Introduction To Pandas | Dataquest
One of the correct solutions is this :
industry_usa = f500[f500['country']=='USA']['industry'].value_counts().head(2)
The above makes sense intuitively i.e. a df is being subjected to a boolean mask for performing operations on one of the columns - industry.
My query is around syntax which is throwing up error if i try doing it based on my interpretation of lessons.
The way I tried it based on previous lessons is this :
industry_usa = f500['country']=='USA' f500['industry'].value_counts().head(2)
First part is boolean, second is selecting the column. I expected the code to run perfectly, but it did not throwing up syntax error.
Differences between 2 codes are as follows, but would require some guidance or links to syntax on why the output did not happen in the second case :
Based on lessons, my code indexes industry column like this - f500[‘industry’] however the correct code doesn’t mention ‘f500’, but only [industry]
My code doesn’t mention df at the start of the code, but the correct code does. My assumption was that mentioning df at start was not required as it is implicit in the boolean & column selection :
f500['country']=='USA' & f500['industry'].
I am asking questions as there are too few available on DQ on pandas and it would help new students
To help clarify things for you, try printing out each to see what these objects actually are. For example, try:
In order for the boolean mask to be useful to us, we need to apply it to the df itself. Python will not assume this for us…we need to tell it directly what we want that mask to do. In other words, we need
f500 “at the start of the code” in order for it to actually filter our df according to our criteria (ie give us the rows where country == USA).
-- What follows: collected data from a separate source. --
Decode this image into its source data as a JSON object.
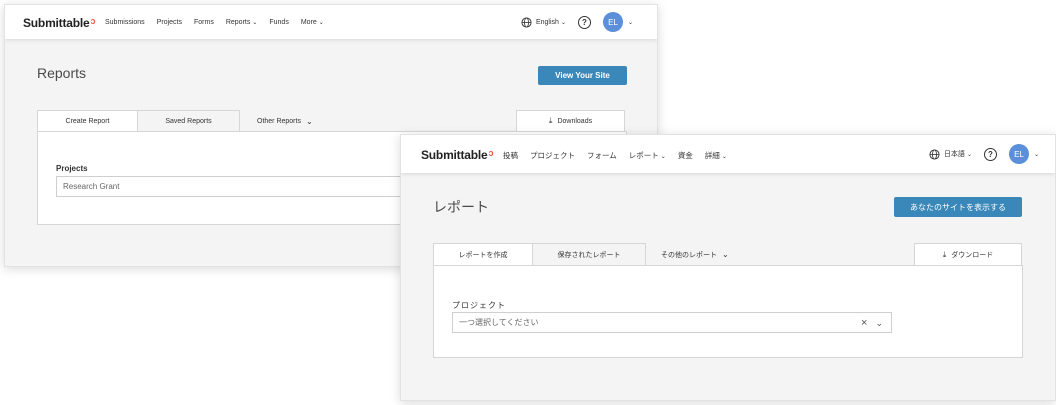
{
  "en": {
    "logo": "Submittable",
    "nav": [
      "Submissions",
      "Projects",
      "Forms",
      "Reports",
      "Funds",
      "More"
    ],
    "language": "English",
    "help": "?",
    "avatar": "EL",
    "title": "Reports",
    "view_site": "View Your Site",
    "tabs": {
      "create": "Create Report",
      "saved": "Saved Reports",
      "other": "Other Reports"
    },
    "downloads": "Downloads",
    "field_label": "Projects",
    "field_value": "Research Grant"
  },
  "ja": {
    "logo": "Submittable",
    "nav": [
      "投稿",
      "プロジェクト",
      "フォーム",
      "レポート",
      "資金",
      "詳細"
    ],
    "language": "日本語",
    "help": "?",
    "avatar": "EL",
    "title": "レポート",
    "view_site": "あなたのサイトを表示する",
    "tabs": {
      "create": "レポートを作成",
      "saved": "保存されたレポート",
      "other": "その他のレポート"
    },
    "downloads": "ダウンロード",
    "field_label": "プロジェクト",
    "field_placeholder": "一つ選択してください"
  },
  "icons": [
    "globe-icon",
    "help-icon",
    "chevron-down-icon",
    "download-icon",
    "clear-icon"
  ],
  "colors": {
    "primary": "#3a87b9",
    "avatar": "#5b8fd9",
    "logo_mark": "#e8573f"
  }
}
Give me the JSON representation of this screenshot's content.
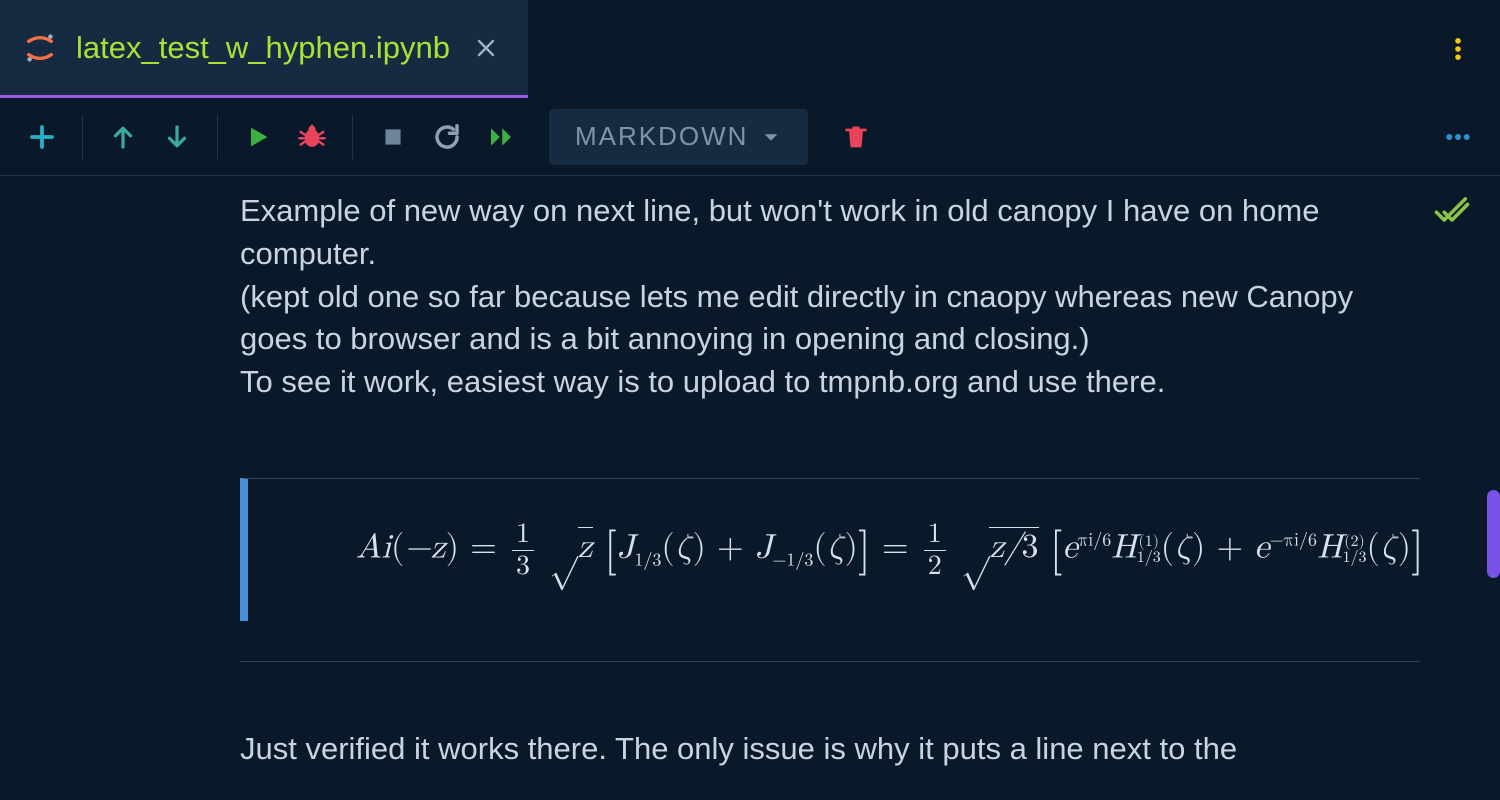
{
  "tab": {
    "label": "latex_test_w_hyphen.ipynb"
  },
  "toolbar": {
    "cell_type": "MARKDOWN"
  },
  "cell": {
    "paragraph1_line1": "Example of new way on next line, but won't work in old canopy I have on home computer.",
    "paragraph1_line2": "(kept old one so far because lets me edit directly in cnaopy whereas new Canopy goes to browser and is a bit annoying in opening and closing.)",
    "paragraph1_line3": "To see it work, easiest way is to upload to tmpnb.org and use there.",
    "equation_latex": "Ai(-z) = \\frac{1}{3} \\sqrt{z} \\left[ J_{1/3}(\\zeta) + J_{-1/3}(\\zeta) \\right] = \\frac{1}{2} \\sqrt{z/3} \\left[ e^{\\pi i/6} H^{(1)}_{1/3}(\\zeta) + e^{-\\pi i/6} H^{(2)}_{1/3}(\\zeta) \\right]",
    "paragraph2_line1": "Just verified it works there. The only issue is why it puts a line next to the"
  }
}
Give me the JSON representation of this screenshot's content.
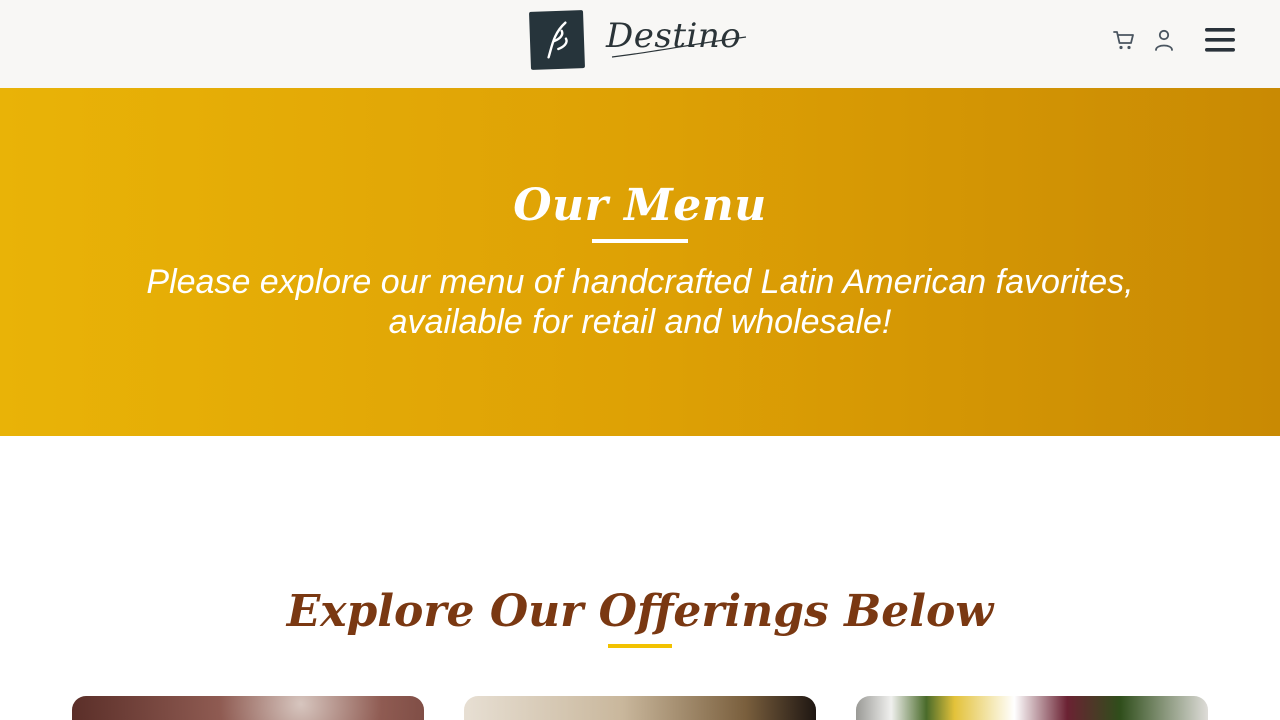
{
  "header": {
    "brand_name": "Destino",
    "icons": {
      "logo": "brand-logo-icon",
      "cart": "cart-icon",
      "account": "user-icon",
      "menu": "hamburger-menu-icon"
    }
  },
  "hero": {
    "title": "Our Menu",
    "subtitle": "Please explore our menu of handcrafted Latin American favorites, available for retail and wholesale!",
    "colors": {
      "gradient_start": "#e9b307",
      "gradient_end": "#c98a03"
    }
  },
  "offerings": {
    "title": "Explore Our Offerings Below",
    "accent": "#f2c200",
    "title_color": "#7a3812",
    "cards": [
      {
        "image": "chocolate-dessert-photo"
      },
      {
        "image": "empanadas-photo"
      },
      {
        "image": "salad-plates-photo"
      }
    ]
  }
}
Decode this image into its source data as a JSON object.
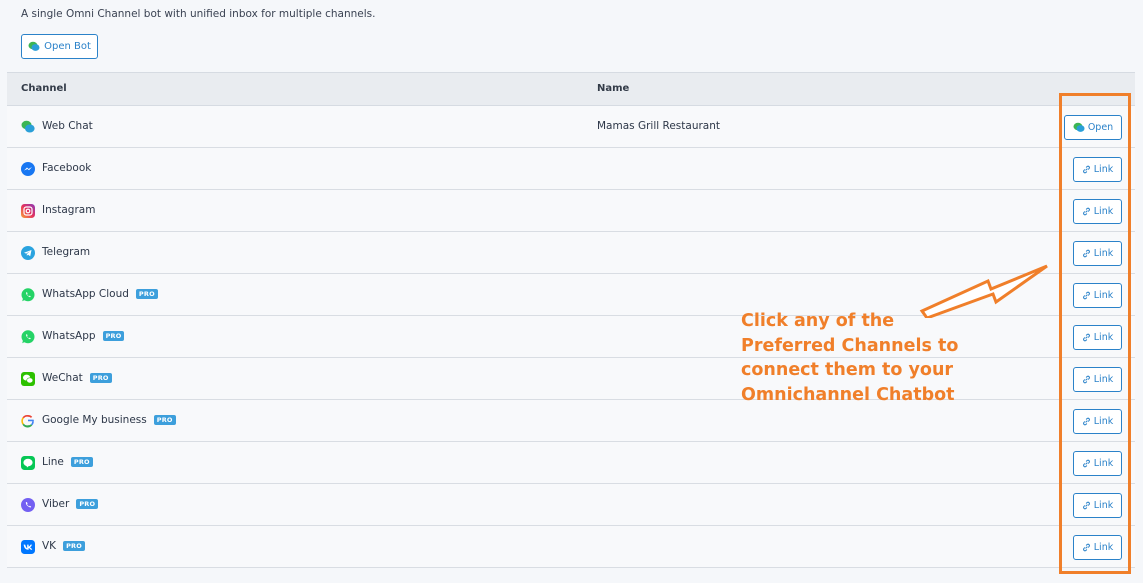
{
  "description": "A single Omni Channel bot with unified inbox for multiple channels.",
  "open_bot_label": "Open Bot",
  "table": {
    "header_channel": "Channel",
    "header_name": "Name",
    "rows": [
      {
        "channel": "Web Chat",
        "icon": "webchat-icon",
        "name": "Mamas Grill Restaurant",
        "pro": "",
        "action": "Open"
      },
      {
        "channel": "Facebook",
        "icon": "facebook-messenger-icon",
        "name": "",
        "pro": "",
        "action": "Link"
      },
      {
        "channel": "Instagram",
        "icon": "instagram-icon",
        "name": "",
        "pro": "",
        "action": "Link"
      },
      {
        "channel": "Telegram",
        "icon": "telegram-icon",
        "name": "",
        "pro": "",
        "action": "Link"
      },
      {
        "channel": "WhatsApp Cloud",
        "icon": "whatsapp-icon",
        "name": "",
        "pro": "PRO",
        "action": "Link"
      },
      {
        "channel": "WhatsApp",
        "icon": "whatsapp-icon",
        "name": "",
        "pro": "PRO",
        "action": "Link"
      },
      {
        "channel": "WeChat",
        "icon": "wechat-icon",
        "name": "",
        "pro": "PRO",
        "action": "Link"
      },
      {
        "channel": "Google My business",
        "icon": "google-icon",
        "name": "",
        "pro": "PRO",
        "action": "Link"
      },
      {
        "channel": "Line",
        "icon": "line-icon",
        "name": "",
        "pro": "PRO",
        "action": "Link"
      },
      {
        "channel": "Viber",
        "icon": "viber-icon",
        "name": "",
        "pro": "PRO",
        "action": "Link"
      },
      {
        "channel": "VK",
        "icon": "vk-icon",
        "name": "",
        "pro": "PRO",
        "action": "Link"
      }
    ]
  },
  "annotation_lines": [
    "Click any of the",
    "Preferred Channels to",
    "connect them to your",
    "Omnichannel Chatbot"
  ],
  "colors": {
    "accent": "#2b82c9",
    "annotation": "#f07f2a",
    "pro_badge": "#3d9fdc"
  }
}
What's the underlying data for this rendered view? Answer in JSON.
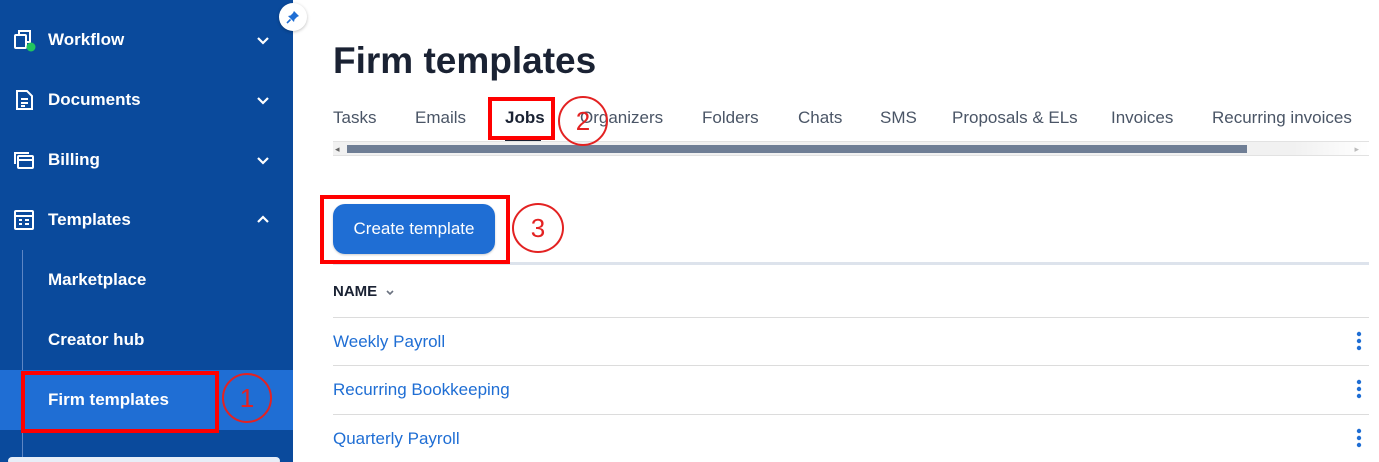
{
  "sidebar": {
    "items": [
      {
        "label": "Workflow",
        "icon": "workflow-icon",
        "chevron": "down"
      },
      {
        "label": "Documents",
        "icon": "document-icon",
        "chevron": "down"
      },
      {
        "label": "Billing",
        "icon": "billing-icon",
        "chevron": "down"
      },
      {
        "label": "Templates",
        "icon": "templates-icon",
        "chevron": "up"
      }
    ],
    "subitems": [
      {
        "label": "Marketplace"
      },
      {
        "label": "Creator hub"
      },
      {
        "label": "Firm templates",
        "active": true
      }
    ],
    "background_color": "#0a4a9c",
    "active_color": "#1f6ed4"
  },
  "page": {
    "title": "Firm templates"
  },
  "tabs": [
    {
      "label": "Tasks"
    },
    {
      "label": "Emails"
    },
    {
      "label": "Jobs",
      "active": true
    },
    {
      "label": "Organizers"
    },
    {
      "label": "Folders"
    },
    {
      "label": "Chats"
    },
    {
      "label": "SMS"
    },
    {
      "label": "Proposals & ELs"
    },
    {
      "label": "Invoices"
    },
    {
      "label": "Recurring invoices"
    }
  ],
  "create_button": {
    "label": "Create template"
  },
  "table": {
    "column_header": "NAME",
    "rows": [
      {
        "name": "Weekly Payroll"
      },
      {
        "name": "Recurring Bookkeeping"
      },
      {
        "name": "Quarterly Payroll"
      }
    ]
  },
  "annotations": [
    {
      "number": "1"
    },
    {
      "number": "2"
    },
    {
      "number": "3"
    }
  ],
  "colors": {
    "accent": "#1f6ed4",
    "link": "#1f6ed4",
    "annotation": "#ff0000",
    "status_dot": "#22c55e"
  }
}
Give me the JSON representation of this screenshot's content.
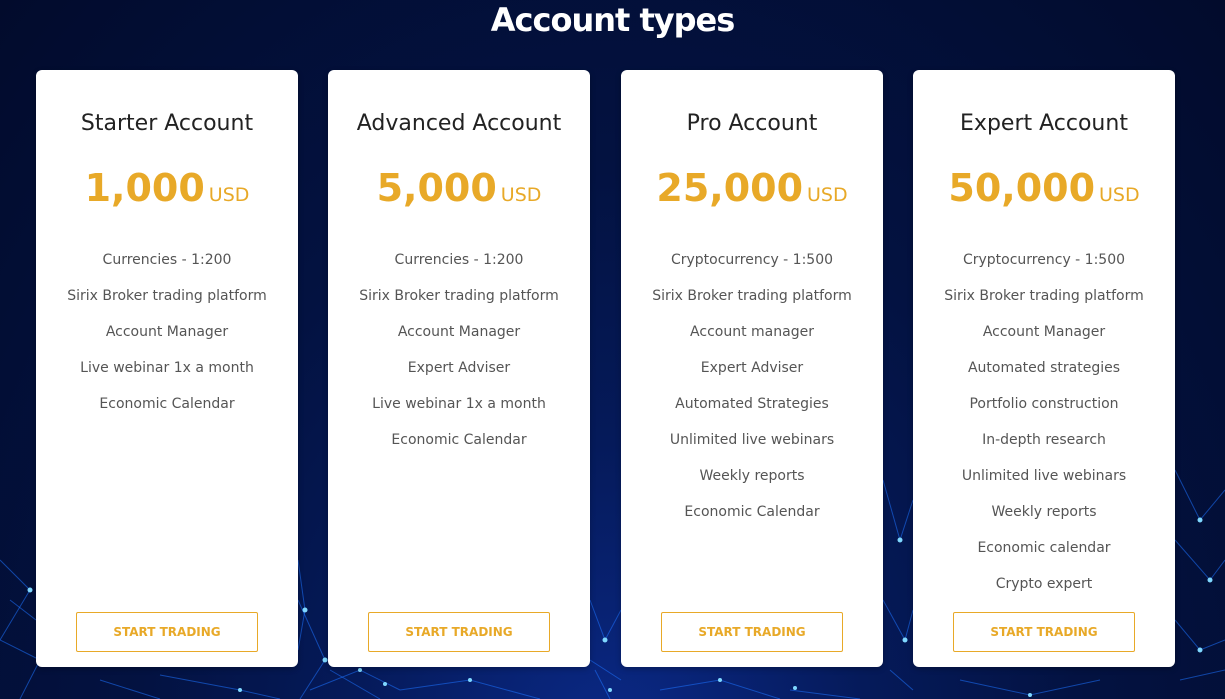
{
  "page": {
    "heading": "Account types"
  },
  "theme": {
    "accent": "#e8a928",
    "background": "#031241",
    "network_color": "#1e90ff"
  },
  "accounts": [
    {
      "title": "Starter Account",
      "amount": "1,000",
      "currency": "USD",
      "features": [
        "Currencies - 1:200",
        "Sirix Broker trading platform",
        "Account Manager",
        "Live webinar 1x a month",
        "Economic Calendar"
      ],
      "cta": "START TRADING"
    },
    {
      "title": "Advanced Account",
      "amount": "5,000",
      "currency": "USD",
      "features": [
        "Currencies - 1:200",
        "Sirix Broker trading platform",
        "Account Manager",
        "Expert Adviser",
        "Live webinar 1x a month",
        "Economic Calendar"
      ],
      "cta": "START TRADING"
    },
    {
      "title": "Pro Account",
      "amount": "25,000",
      "currency": "USD",
      "features": [
        "Cryptocurrency - 1:500",
        "Sirix Broker trading platform",
        "Account manager",
        "Expert Adviser",
        "Automated Strategies",
        "Unlimited live webinars",
        "Weekly reports",
        "Economic Calendar"
      ],
      "cta": "START TRADING"
    },
    {
      "title": "Expert Account",
      "amount": "50,000",
      "currency": "USD",
      "features": [
        "Cryptocurrency - 1:500",
        "Sirix Broker trading platform",
        "Account Manager",
        "Automated strategies",
        "Portfolio construction",
        "In-depth research",
        "Unlimited live webinars",
        "Weekly reports",
        "Economic calendar",
        "Crypto expert"
      ],
      "cta": "START TRADING"
    }
  ]
}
Once we have this “new” df (one where we only have rows where country == USA) we then want to select just the
industry column. We can do this by simply using
['industry'] after our newly filtered df (ie
f500[f500['country']=='USA']). Using a combination of the solution code and your code, another way to accomplish this task could look like this:
mask_usa = f500['country']=='USA'
f500_usa = f500[mask_usa]
industry_usa = f500_usa['industry']
The reason the solution code doesn’t mention
f500 in this part of the code is because
f500[f500['country']=='USA'] is a df in and of itself! It’s a “sub df” of
f500. If we use
f500['industry'] it will give us all the rows of
f500 but we only want the rows where the country is USA.
I hope this helps clarify things a bit for you and if it doesn’t, please feel free to ask more questions and we can figure it out together!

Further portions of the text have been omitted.